Оперники и духовики шухерились, опасаясь попасться на глаза какому-нибудь строгому профессору, но тоже покуривали. Первокурсников традиционно пугали профессором Гавриловым. Поговаривали, что этот сухонький и сморщенный восьмидесятилетний благодетель всех подзаборных кошек в округе, пускал в ход свою трость, увидев сигарету не то, что во рту, а просто в руках у студента-вокалиста, и очень расстраивался. А расстройство старого профессора лечилось единственным способом – мгновенным отчислением и отлучением святотатца от богемно-творческой жизни.
Вот и наш студент, озираясь, скинул сигарету, которая была совершенно обязательна для продления гастрономического наслаждения от «горячей собаки» – этот вкус молодости будет вспоминаться и через много лет, и с успехом затмевать настоящие деликатесы навроде икры или фуа-гра – и тут же был дернут за рукав. Сердце упало в пятки, и только через пять секунд парень вспомнил, что он будущий композитор, а не вокалист, а значит, гнев Гаврилова ему не страшен. Впрочем, разворачивался он очень медленно, дабы успеть привести в порядок лицо, чтобы на нем не отсвечивало, насколько сильно он перебздел.
– Женёк, ты совсем оглох? Зазнался, Моцарт-в-перспективе? – за рукав его дёргал такой же студент, но на четыре года старше. Его друг, кстати. И этот друг, видимо, совсем страх потерял, потому как раз был вокалистом по классу оперы и при этом беззастенчиво курил.
Женька снял, наконец, профессиональные соньки, привезённые отцом из командировки в столицу «оф Грейт Британ» накануне краха нерушимого союза. За десятилетний стаж «уши» нисколько не потеряли во внешнем виде и до сих пор были предметом зависти раньше одноклассников, а теперь и сокурсников.
– Борька, здорово! Ты зачем голос никотином портишь? Гаврилов всегда появляется незаметно…
– Да ладно, никуда Гаврилыч не денется, поорёт – перестанет, а меня со дня на день в Большой позовут.
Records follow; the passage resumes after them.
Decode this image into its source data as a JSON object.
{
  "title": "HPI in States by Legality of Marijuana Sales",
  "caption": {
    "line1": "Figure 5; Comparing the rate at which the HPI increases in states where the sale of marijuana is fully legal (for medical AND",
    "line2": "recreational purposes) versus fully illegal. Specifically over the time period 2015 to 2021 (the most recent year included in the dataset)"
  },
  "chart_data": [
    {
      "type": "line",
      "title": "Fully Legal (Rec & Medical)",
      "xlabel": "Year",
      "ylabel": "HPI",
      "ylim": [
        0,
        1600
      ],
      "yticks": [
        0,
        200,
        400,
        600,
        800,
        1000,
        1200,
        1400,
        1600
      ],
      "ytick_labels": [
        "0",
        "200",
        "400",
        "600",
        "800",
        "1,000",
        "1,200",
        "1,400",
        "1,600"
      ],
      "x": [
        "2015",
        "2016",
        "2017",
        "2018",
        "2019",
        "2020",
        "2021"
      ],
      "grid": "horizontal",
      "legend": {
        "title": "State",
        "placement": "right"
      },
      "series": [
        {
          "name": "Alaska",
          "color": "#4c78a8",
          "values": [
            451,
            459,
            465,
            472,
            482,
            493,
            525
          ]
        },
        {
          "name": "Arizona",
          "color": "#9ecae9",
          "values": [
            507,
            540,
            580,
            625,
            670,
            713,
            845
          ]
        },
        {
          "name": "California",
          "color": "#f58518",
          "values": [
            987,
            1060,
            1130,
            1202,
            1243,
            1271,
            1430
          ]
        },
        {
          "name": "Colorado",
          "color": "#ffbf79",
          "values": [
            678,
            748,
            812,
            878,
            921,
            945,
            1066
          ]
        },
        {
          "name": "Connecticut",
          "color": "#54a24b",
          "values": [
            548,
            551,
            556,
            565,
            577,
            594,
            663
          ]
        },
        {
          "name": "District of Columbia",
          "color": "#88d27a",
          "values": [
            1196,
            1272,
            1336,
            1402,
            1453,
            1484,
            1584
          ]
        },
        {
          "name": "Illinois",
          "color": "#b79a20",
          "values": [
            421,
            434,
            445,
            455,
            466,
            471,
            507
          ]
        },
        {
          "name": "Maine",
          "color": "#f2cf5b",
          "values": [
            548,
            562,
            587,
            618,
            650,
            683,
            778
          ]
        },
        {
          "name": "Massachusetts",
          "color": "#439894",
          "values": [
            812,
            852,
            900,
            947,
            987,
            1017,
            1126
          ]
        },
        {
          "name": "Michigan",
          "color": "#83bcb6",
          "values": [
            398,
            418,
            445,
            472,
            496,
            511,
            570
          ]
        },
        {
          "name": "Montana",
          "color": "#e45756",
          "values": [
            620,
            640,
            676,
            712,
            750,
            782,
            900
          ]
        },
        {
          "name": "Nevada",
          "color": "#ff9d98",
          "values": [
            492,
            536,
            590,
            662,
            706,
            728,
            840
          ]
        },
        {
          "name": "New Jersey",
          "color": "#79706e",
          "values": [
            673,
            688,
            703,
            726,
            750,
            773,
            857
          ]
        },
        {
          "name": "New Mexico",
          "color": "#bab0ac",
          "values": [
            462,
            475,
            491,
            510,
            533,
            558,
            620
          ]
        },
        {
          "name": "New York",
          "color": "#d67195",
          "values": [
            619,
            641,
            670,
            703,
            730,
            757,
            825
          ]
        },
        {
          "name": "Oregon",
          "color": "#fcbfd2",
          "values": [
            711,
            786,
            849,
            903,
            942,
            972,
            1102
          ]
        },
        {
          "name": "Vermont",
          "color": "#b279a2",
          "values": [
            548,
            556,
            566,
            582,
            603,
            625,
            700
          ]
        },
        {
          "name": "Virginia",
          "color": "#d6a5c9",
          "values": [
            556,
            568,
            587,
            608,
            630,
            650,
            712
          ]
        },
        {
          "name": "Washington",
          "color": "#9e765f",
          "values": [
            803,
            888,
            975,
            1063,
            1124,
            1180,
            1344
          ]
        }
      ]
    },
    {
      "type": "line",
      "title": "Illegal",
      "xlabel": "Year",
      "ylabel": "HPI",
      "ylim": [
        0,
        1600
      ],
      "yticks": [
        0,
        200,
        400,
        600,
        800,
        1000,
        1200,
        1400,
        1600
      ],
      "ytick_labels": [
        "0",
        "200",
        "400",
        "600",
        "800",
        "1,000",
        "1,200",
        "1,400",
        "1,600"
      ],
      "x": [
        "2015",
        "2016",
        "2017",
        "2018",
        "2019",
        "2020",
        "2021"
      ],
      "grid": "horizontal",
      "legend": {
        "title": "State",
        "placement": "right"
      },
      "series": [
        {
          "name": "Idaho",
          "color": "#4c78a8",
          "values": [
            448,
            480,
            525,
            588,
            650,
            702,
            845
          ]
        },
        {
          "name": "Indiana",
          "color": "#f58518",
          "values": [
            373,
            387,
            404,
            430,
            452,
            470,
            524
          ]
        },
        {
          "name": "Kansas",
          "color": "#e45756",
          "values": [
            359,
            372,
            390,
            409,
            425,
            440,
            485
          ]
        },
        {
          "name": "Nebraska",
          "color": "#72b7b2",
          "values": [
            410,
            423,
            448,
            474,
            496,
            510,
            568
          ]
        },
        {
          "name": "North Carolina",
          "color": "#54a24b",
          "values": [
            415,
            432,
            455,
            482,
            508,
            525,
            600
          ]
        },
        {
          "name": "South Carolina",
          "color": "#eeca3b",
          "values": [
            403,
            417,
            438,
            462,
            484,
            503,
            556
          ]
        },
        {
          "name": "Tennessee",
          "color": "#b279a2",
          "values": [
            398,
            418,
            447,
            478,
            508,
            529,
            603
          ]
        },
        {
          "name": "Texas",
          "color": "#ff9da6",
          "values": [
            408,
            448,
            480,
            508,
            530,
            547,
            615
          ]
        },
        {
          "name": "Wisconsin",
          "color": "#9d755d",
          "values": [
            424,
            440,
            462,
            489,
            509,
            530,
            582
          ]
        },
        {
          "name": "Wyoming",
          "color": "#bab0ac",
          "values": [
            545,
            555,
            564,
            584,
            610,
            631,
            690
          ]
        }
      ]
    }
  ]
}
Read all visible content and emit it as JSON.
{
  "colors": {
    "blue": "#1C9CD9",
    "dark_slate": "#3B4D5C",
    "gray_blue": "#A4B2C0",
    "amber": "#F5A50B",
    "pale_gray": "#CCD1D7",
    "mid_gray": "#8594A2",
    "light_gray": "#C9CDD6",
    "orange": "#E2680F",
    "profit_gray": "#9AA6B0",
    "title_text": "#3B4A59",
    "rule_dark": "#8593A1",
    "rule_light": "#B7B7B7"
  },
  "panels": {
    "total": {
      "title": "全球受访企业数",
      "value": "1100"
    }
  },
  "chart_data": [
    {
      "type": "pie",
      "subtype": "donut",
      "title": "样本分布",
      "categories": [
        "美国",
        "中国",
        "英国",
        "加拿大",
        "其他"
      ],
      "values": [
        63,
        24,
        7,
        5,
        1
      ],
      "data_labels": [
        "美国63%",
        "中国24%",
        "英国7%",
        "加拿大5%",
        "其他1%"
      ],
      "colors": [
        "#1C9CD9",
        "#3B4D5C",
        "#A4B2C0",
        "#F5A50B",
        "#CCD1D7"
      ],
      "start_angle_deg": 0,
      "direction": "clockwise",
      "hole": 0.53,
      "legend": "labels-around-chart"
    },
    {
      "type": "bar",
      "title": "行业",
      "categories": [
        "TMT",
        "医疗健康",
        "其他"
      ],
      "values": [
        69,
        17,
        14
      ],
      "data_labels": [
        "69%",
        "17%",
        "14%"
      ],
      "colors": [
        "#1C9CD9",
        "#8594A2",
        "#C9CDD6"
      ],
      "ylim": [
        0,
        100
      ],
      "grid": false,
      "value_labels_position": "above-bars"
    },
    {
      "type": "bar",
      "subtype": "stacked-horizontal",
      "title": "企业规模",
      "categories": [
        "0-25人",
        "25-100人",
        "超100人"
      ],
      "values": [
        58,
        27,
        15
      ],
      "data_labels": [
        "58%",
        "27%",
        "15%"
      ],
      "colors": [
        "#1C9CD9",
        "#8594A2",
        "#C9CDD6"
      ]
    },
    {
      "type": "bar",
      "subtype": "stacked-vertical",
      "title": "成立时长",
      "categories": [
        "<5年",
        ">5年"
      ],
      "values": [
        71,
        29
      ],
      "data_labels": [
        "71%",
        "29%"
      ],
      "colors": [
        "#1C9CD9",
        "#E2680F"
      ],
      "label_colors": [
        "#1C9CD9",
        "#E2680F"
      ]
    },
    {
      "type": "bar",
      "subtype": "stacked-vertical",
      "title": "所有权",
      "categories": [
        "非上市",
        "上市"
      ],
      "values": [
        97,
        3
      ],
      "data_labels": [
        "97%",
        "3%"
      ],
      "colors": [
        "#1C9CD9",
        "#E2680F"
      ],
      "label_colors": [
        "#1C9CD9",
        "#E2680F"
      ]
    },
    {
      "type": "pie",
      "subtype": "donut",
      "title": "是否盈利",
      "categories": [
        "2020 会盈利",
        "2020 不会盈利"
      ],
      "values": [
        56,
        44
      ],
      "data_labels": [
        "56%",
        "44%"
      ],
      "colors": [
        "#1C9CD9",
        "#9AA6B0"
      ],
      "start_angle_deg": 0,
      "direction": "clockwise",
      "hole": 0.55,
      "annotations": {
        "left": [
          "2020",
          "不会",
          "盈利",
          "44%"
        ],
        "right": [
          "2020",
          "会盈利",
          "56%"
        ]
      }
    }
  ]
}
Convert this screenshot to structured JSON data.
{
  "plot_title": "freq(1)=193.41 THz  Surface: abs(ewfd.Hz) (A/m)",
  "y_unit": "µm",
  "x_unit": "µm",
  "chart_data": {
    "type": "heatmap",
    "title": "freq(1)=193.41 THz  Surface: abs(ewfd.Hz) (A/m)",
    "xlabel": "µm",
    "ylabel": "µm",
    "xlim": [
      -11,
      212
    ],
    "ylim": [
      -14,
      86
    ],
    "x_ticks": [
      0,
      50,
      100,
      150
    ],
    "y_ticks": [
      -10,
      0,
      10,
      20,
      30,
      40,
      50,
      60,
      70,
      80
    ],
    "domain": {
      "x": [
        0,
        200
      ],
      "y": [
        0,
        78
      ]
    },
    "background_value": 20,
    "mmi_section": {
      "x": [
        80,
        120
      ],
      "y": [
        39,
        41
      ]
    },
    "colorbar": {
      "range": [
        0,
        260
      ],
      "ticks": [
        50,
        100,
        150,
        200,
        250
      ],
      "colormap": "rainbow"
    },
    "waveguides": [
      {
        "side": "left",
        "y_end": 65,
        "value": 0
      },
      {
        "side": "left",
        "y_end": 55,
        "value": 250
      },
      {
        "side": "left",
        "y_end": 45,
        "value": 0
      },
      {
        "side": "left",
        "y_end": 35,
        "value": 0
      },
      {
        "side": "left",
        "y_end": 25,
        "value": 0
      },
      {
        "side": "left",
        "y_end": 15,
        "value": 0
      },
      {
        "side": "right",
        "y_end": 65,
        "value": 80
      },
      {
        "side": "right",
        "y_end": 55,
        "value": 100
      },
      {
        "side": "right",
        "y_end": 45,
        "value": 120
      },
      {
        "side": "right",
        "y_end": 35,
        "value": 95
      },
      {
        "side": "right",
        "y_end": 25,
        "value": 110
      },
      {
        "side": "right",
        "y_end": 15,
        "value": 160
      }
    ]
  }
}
– Ну да, а что не в Ла Скала? – Борис Кенаренко по кличке Кенар, который до Гнесинки успел отдать долг родине на границе с Китаем и пару лет поучиться в Новосибирском университете на физмате, справедливо считался главной звездой потока. Но даже это, по мнению преподавательского состава, не освобождало его от соблюдения дисциплины, выполнения заданий и каторжной работы над огранкой своего дарования. И будь Кенар чуть более ленив и чуть менее талантлив, быть бы ему давно отчисленным.
– Звали, отказал. На занятия ездить не удобно. Кстати, о занятиях. У нас сегодня опять сольфеджио объединили…
– Казимирыч снова болеет?
– Как обычно…
Профессор музыкальной теории с армянской фамилией, польским именем и посконным русским отчеством Казимир Иванович Мирзоян, двухметровый шкафоподобный крепкий старик семидесяти двух лет от роду стабильно «болел» две недели каждого месяца – вечный борец с коммунизмом уже пять лет праздновал развал «голимого совка» и всё никак не мог удовлетвориться.
Почему руководство культурно-педагогической цитадели уже сорок три года держало на балансе запойного антисоветчика еврейско-польско-армянских кровей, было загадкой для стороннего человека. Внутри же все: от ректора до последнего ассистента с кафедры общеобразовательных дисциплин, знали простую, как апельсин, истину. Мирзоян был глыбой, гуру музыки, а главное, как он ни склонял во все места коммунистов и их строй, и сколько высокоградусной жидкости ни колыхалось при этом в его лужёном желудке, его обожали все поголовно студенты. Нет, он не ставил оценки «автоматом» за красивые «глаза» или другие части тела. Наоборот, в ректорате постоянно бесились из-за дикого количества пересдач у профессора. Но… Казимирыч был единственным из популяции преподавателей сольфеджио, чьи домашние задания неукоснительно выполнялись. Правда что, Мирзоян не сильно утруждал себя их проверкой – за него это делали негры–аспиранты. По посещаемости лекции Казимирыча могли соперничать с концертами The Beatles в эру их успеха.